What are you going to do? In your wrath you can tear up the canvas and go home. Then your enemy would have truly won. If, however, you are a true genius, you can take the situation as a challenge to your creativity. You could spend the rest of the available time not in fighting with your rival, or deciphering his motives, but in turning each of the ugly spots into other appropriate objects. One spot could become a flower, another a tree, still another a butterfly, part of a rainbow or a dark cloud. Your original painting thus could become far greater and richer, revealing something more of your genius than your original work, even to your rival. You are more than a great creator. You are, in the context of the illustration, a redeemer — a saviour.

This parable illustrates something of the mission in which God is engaged in the world at this time. He made a world which was “very good” (Genesis 1: 31). Satan corrupted the crown of God’s creation — Man — the governor of the earth. The corrupt governor has corrupted his domain. Now, the earth grows “thorns and thistles” (Genesis 3: 18) including viruses and diseases (e.g., cancer, etc.) that kill. Through the preaching of the Gospel, God is turning sinful men and women into  a “new creation”  (2 Corinthians 5:17) . . . His ultimate aim, including through His children, is to renew the heavens and the earth.

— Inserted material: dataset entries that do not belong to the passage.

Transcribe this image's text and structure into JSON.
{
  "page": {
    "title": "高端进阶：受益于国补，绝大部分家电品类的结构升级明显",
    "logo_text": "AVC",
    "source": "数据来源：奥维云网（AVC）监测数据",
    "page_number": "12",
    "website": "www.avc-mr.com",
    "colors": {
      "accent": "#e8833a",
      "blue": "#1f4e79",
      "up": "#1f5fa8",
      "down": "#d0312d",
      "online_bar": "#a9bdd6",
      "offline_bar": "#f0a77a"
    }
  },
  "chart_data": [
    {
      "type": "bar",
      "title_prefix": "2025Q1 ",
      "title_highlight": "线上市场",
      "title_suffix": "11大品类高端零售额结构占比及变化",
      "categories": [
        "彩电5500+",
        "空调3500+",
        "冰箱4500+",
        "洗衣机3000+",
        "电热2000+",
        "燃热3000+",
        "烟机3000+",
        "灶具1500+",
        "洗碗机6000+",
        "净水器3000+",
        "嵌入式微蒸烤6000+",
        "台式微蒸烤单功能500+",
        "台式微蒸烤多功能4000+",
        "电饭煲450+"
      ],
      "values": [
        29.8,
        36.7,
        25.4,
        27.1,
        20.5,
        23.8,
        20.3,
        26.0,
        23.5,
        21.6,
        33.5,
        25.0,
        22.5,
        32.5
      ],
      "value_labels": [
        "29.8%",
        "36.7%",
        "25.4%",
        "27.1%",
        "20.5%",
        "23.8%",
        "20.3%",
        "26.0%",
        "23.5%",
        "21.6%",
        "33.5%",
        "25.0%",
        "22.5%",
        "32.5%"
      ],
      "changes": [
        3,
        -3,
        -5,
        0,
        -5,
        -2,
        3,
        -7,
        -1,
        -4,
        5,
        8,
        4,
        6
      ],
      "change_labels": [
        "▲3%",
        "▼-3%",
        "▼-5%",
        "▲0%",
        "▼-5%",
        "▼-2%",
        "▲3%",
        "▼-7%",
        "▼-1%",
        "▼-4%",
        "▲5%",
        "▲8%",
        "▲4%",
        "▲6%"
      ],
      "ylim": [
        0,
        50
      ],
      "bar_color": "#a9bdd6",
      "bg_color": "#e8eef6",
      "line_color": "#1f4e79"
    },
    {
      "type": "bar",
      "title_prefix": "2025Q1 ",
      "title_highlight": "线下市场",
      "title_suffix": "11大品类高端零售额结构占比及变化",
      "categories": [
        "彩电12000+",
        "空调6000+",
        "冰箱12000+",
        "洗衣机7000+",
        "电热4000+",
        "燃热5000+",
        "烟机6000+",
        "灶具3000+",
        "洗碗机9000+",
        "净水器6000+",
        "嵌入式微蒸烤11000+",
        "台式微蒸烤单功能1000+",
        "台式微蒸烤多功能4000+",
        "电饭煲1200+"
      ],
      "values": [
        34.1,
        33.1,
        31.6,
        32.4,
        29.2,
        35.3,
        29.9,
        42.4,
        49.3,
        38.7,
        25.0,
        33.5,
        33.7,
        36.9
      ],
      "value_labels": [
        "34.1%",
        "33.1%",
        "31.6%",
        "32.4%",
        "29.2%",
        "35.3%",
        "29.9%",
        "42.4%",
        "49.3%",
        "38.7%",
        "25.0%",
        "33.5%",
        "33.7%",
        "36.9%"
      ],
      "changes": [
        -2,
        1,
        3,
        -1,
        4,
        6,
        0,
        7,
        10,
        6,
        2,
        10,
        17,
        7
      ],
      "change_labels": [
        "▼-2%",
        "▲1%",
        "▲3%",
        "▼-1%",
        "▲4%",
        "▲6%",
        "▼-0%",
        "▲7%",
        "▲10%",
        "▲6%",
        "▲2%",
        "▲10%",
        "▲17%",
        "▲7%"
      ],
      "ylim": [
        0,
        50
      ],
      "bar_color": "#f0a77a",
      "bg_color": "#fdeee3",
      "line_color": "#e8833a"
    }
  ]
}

That is, the entire eco-system of our lives. The day will dawn when there will be no sorrow, no tears, and no death (Revelation 21:1-5).

“Man” (male and female) was made in God’s image. That means we were made for eternity, not death. Death came as a curse upon human sin (Genesis 3:19). Almost 2,000 years ago, our sin, its shame and curse — i.e., suffering and death —  were nailed upon the cross of Calvary, outside the walls of Jerusalem. The Jewish Messiah became the Lamb of God who took away our sin. His wounds were and are for our healing (Isaiah 53:5; 1 Peter 2:24).

Jesus came healing the sick. He commissioned His disciples to go into all the world as agents of healing. And one of the gifts that God’s Spirit gives to His servants is the gift of healing.

Consider the following story: A young mother was a specialist in Internal Medicine. Much before the coronavirus hit as a pandemic, she had earned a two-week vacation over Easter, coinciding with her children’s Quarter-break. The school, as with everything else, was ordered to close weeks ahead of schedule. The children were looking forward to a vacation with their mother. And yet . . .  she chose to give up one week of vacation to go back to work early. The world was at war at the time against the coronavirus; patients needed infectious disease specialists even more than children needed their mothers.

The doctor knew the mortal risk she had courted for herself and for her family. She had the right to retreat, but her compassion for other parents and children drew her back to the frontline.

Where does such power come from?

In her case, it came from her worldview that cultivates compassion-with-commitment. But it is more than an intellectual viewpoint. The power to deny your self and take up your cross for others has to come from beyond your inner self — a ‘self’ which doesn’t even exist for the Buddha. To where should we turn? To the Christ and His Gospel.